A encefalite autoimune é grave, mas tem tratamento, que consiste em remover ou diminuir a ação dos anticorpos. Em geral, o médico prescreve o uso de corticosteroides e imunoglobulinas. Ou, ainda, de imunossupressores para controlar a infecção.
“Dependendo da gravidade, a recuperação pode levar semanas ou meses. Quanto antes iniciar o tratamento, maiores são as chances de recuperação”, pondera. “Com diagnóstico precoce e tratamento adequado, é possível controlar a inflamação e ajudar o paciente a levar uma vida normal.”

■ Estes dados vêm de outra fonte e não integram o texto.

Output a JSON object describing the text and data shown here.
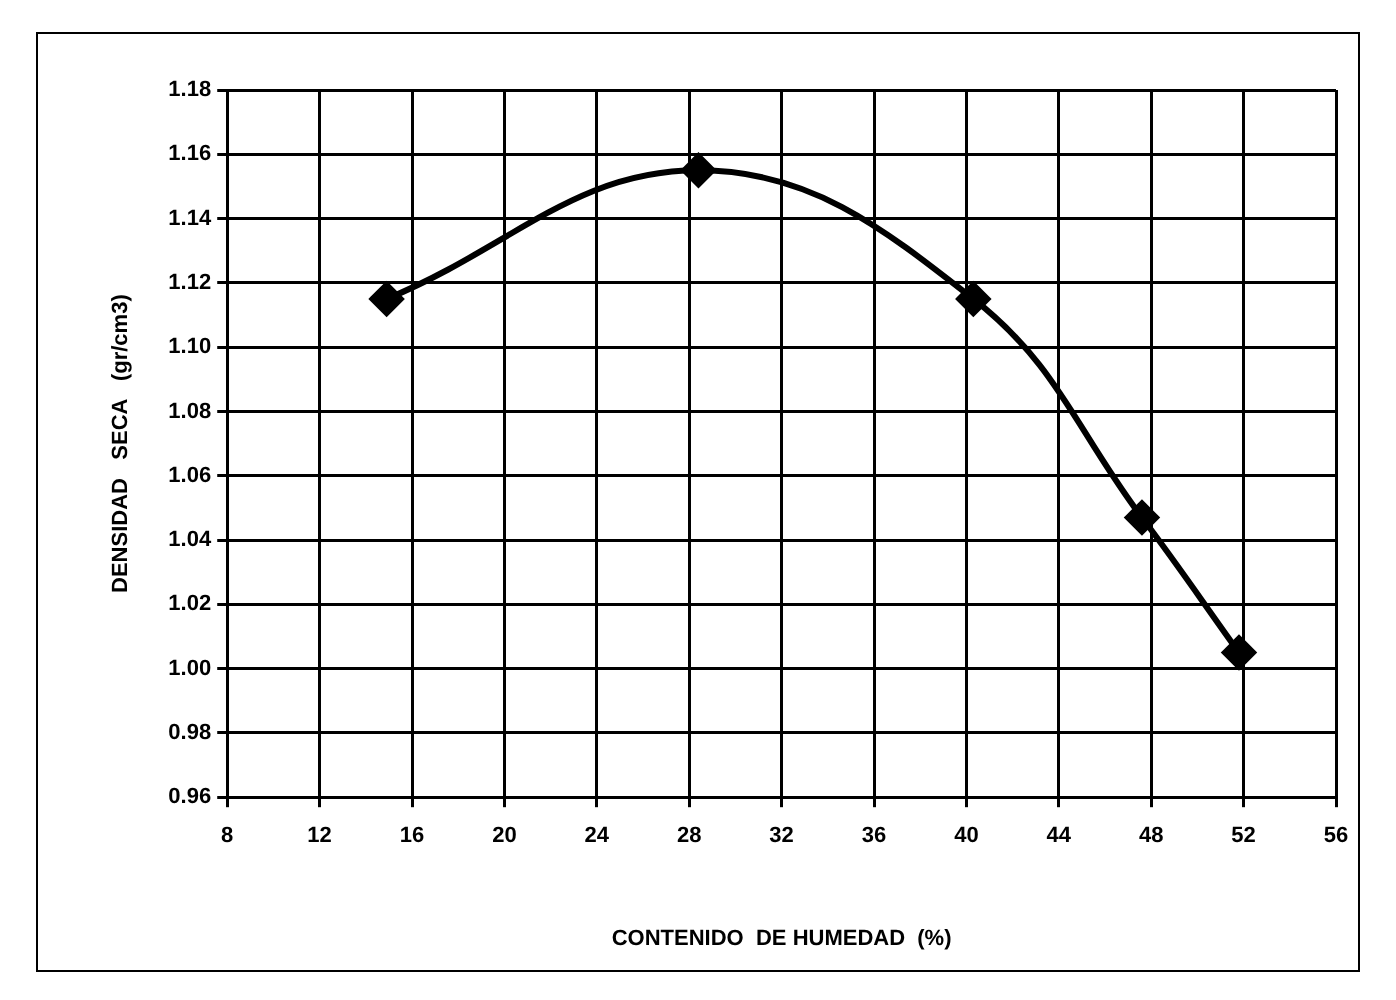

Marina não vê a hora de voltar à rotina de viagens, ensaios e apresentações. Ao longo dos anos, aprendeu a dançar frevo, a tocar percussão e a praticar capoeira. Viajou para Espanha, Itália e Portugal, entre outros países.
“Do que eu mais sinto falta? De tudo! Mas, principalmente, da indescritível sensação de estar no palco. O calor das luzes, o silêncio antes do espetáculo, a conexão com a plateia… É algo mágico!”, define. “Acredito, de todo o coração, que vou voltar a dançar. A dança é a minha vida. É uma forma de existência.”
Enquanto não volta a subir em um palco, ela desenvolve outros projetos. Formada em Ciências Sociais pela Pontifícia Universidade Católica de São Paulo (PUC-SP), Marina planeja escrever um livro e lançar um documentário.
É também curadora do evento Ouse e explica que, para ela, ousadia é ter a coragem de se lançar no desconhecido. E se reinventar diante dos obstáculos. “O momento mais ousado da minha vida é agora. Lutar contra essa doença, mesmo com todas as incertezas, é o maior ato de ousadia que já vivi.”